Перевернутое сознание

Язык: Русский
Год издания: 2010
Добавлена:
Настройки чтения
Размер шрифта
Высота строк
Поля
На страницу:
3 из 10

БЕЗНАДЕГА


16-го марта встретил Илью Нойгирова. Он догнал меня, когда я направлялся к Серому (у которого уже сидел Рик). Нойгиров учился в школе, которая находилась в пятнадцати минутах ходьбы от нашей, и была намного круче – конечно, там учились дети богатеньких, которые ее и спонсировали, чтобы их чада получали знания (ха!). Он рассказал мне о том, что у них в школе девчонка (из десятого класса) залетела. Когда она сказала об этом парню, который, по ее мнению, (она не помнила точно, потому что была сильно пьяна) являлся причиной этого, то тот послал ее да еще чуть пинка не вкатил, заявил, что он был лишь третьим – так что по поводу отцовства не к нему. Нойгиров гордо заявил, что был первопроходцем. Они подмешали девчонке в пиво клофелин. Когда она размякла, уговорили выпить еще вина, а потом делали с ней все, что хотели. Дело происходило на квартире у Нойгирова.
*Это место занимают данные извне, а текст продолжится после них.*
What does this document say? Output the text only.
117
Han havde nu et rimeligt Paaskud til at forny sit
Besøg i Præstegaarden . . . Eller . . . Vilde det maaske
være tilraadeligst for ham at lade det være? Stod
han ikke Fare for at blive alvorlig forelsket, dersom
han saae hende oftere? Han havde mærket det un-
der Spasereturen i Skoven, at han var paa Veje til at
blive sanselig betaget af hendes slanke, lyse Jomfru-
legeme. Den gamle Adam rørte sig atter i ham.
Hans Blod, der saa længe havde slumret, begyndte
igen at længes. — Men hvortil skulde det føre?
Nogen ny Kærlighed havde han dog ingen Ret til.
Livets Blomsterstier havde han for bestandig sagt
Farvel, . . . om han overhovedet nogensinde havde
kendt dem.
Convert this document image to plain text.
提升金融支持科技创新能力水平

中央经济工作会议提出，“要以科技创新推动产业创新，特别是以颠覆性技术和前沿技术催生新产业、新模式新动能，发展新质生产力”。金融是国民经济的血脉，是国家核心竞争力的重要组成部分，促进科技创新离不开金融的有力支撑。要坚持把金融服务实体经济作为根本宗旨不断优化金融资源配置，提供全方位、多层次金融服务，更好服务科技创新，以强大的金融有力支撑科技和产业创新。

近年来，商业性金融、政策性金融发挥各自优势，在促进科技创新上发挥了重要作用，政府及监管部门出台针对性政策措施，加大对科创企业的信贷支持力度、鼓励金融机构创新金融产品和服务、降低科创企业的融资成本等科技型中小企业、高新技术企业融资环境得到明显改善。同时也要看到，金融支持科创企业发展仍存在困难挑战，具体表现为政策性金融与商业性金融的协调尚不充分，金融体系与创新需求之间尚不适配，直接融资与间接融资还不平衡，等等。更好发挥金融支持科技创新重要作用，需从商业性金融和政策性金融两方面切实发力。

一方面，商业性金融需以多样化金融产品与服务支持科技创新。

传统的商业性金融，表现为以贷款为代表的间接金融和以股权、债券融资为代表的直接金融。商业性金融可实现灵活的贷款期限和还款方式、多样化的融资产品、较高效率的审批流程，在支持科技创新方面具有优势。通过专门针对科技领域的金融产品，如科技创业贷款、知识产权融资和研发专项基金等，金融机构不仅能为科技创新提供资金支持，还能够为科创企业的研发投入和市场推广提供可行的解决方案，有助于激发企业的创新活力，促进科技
Когда он это рассказывал, то я так и ощущал, как от него исходило эта напыщенность, борзость – он пах дерьмом. Родители у Ильи были какими-то бизнесменами, а старший брат, который занимался разными темными делишками и торговлей, имел нечто вроде банды и готов был любому башку оторвать, если бы тронули его братишку Илью (неважно был он виноват или нет). Так что Илья чувствовал себя безнаказанным, и каждый боялся слово ему сказать. Я, конечно, не дрожал при виде его, как все остальные, но при встрече с ним следил за тоном голоса и что говорю (это было очень трудно, но я держался). Я знаю случай, когда Илья после школы избил парня-новичка в их классе, лишь из-за того, что тот по незнанию, огрызнулся, сказал что-то грубое и не дал ему списать на контрольной.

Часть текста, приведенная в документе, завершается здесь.